The content already exists. And are interacting around that content. Rather than generating more and more content forever in a loop leading to nothing but more noise.
And you have direct access to these people! If a reasonable conversation is lacking it’s cuz you are not bringing the party to the bar.
You are the star that makes the conversation happen.
So dial up a person 100x smarter than you. And find something to ask them.
Like a ChatGPT but will actual intelligence and passion at the other end.
I assume because people follow topics on lemmy, unlike microblogging where people have to follow each other to interact (one-to-many vs one-to-one). So it’s easier to interact with many people that you don’t necessarily had to be following prior, which increases the chances of interacting with more people.
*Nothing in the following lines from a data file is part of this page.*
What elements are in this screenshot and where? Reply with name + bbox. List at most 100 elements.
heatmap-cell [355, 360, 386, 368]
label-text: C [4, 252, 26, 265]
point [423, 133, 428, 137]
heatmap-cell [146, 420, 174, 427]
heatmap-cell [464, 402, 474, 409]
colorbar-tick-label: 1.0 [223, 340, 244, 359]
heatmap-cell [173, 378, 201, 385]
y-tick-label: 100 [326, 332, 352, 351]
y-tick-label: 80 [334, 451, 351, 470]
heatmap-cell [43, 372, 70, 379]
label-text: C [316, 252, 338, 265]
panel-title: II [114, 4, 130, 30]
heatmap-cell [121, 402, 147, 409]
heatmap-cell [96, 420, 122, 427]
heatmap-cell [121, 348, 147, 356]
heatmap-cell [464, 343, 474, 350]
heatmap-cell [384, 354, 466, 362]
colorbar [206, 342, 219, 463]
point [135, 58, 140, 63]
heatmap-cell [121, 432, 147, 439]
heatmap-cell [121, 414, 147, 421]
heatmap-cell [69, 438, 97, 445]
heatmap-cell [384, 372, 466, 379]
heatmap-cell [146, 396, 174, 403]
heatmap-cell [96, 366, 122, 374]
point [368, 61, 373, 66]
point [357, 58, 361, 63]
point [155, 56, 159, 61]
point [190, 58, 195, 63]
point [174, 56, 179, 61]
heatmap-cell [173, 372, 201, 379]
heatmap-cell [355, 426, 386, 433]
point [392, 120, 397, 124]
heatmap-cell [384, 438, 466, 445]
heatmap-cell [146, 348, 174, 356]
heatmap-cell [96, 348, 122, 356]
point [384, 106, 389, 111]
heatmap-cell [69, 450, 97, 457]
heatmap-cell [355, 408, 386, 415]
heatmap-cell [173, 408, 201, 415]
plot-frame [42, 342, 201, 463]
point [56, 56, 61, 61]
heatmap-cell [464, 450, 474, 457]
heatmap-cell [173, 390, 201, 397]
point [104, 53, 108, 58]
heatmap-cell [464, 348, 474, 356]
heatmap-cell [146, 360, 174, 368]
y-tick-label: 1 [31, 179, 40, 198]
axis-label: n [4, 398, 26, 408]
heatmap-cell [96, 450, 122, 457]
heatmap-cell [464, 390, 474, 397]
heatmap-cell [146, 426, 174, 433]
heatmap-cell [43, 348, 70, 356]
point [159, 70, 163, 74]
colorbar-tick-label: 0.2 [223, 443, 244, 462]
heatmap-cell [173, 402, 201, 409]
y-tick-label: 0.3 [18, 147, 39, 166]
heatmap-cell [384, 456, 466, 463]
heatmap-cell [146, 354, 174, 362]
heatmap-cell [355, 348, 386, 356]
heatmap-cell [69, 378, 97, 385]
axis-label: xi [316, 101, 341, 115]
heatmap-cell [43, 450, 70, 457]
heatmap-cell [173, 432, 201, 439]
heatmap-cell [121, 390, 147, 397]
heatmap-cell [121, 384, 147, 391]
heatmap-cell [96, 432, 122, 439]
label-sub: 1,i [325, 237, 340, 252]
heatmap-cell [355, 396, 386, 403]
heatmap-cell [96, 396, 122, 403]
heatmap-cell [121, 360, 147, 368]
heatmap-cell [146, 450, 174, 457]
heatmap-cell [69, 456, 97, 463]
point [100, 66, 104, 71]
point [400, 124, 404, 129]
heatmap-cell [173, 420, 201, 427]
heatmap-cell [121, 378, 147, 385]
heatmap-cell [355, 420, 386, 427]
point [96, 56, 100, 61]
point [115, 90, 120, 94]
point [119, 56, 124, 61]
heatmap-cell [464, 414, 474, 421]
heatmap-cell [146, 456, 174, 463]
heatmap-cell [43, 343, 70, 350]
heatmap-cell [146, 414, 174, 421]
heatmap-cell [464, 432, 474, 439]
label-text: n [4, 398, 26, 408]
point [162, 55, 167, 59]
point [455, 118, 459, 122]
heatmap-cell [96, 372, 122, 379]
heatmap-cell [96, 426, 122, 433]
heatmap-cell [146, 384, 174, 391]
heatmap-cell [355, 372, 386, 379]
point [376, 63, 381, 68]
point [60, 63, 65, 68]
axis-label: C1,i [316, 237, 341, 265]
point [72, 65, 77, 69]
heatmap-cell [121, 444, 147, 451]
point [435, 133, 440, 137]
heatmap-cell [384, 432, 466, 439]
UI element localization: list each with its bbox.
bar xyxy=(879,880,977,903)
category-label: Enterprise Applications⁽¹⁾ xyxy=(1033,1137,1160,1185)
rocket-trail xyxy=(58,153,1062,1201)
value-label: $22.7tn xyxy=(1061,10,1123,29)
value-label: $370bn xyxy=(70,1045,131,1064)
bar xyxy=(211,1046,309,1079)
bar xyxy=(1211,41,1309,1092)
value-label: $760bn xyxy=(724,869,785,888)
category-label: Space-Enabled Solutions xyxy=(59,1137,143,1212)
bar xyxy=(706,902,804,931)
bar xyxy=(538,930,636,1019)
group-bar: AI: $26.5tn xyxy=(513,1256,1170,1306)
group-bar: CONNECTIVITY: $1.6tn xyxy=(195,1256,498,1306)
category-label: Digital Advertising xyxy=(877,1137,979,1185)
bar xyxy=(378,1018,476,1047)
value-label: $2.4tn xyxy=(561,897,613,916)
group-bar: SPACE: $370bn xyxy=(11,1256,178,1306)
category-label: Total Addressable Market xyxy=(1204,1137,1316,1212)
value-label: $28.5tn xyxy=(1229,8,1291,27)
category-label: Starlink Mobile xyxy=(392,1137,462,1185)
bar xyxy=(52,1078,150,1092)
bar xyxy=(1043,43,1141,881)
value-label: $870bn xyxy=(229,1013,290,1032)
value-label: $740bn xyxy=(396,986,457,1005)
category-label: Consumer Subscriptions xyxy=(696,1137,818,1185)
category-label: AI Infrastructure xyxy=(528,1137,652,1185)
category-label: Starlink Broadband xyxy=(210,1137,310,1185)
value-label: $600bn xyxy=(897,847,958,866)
you can follow hashtags. I follow #opensource and a few other interests and I’ve found some interesting stuff you don’t generally see in other places. but yes, the format is completely different and I find lemmy allows for better discussion than Mastodon.
It’s probably that Lemmy is communities but mastodon is individuals
Well Mastadon is good for screaming into the void and hope someone shouts back. Lemmy is kind of like a forum type community where you already know someone is going to like your topic if it’s in the right sub.
Well Mastadon is good for screaming into the void and hope someone shouts back.
It’s good for small hobbyist communities that get built up from IRL spaces or broader online collaborations. If I’ve got a school group or hobbyist club and I want a bespoke “members only” social media space, Mastadon works great. Like Discord without all the obnoxious pop-in “Would you like to give us $40/mo for glittery icons?!” nitro ads.
Lemmy is kind of like a forum type community where you already know someone is going to
like your topic if it’s in the right subcall you an idiot for doing things a different way and throwing up a bunch of dumb memes in your technical sub.
Reddit-brain is all over Lemmy. This is a far cry from the technical focused communities you’ll find on Github or StackExchange.
[…] call you an idiot for doing things a different way […]
Reddit-brain is all over Lemmy. This is a far cry from the technical focused communities you’ll find on Github or StackExchange.
Have you used StackExchange? It’s very much “call you an idiot for doing things in a different way.”
Honestly, I think is the whole ”First Post” mindset.
When you post a reply on Mastodon, it is more intimate, the only people who see it are the original tooter and anyone who actively seeks more commentary. It is a dialogue between two people, or multiple dialogues between one person and many others.
Lemmy is more like a forum, where everyone can see all comments, right underneath the original post. It is more like an open-table discussion.
It is not that Lemmy is more social, it is just less personal.
One of the big things driving interaction is that Lemmy’s default comment sorting algorithm is a bit backwards to reddit’s. As long as you get upvoted once, newer comments will appear at the top. So even if you participate late in a discussion, you’re likely going to get responded to by other latecomers.
The fact that comments are prioritised by simple rules, an not by some sort of monolithic ALGORITHM, keeps the discussion dynamic.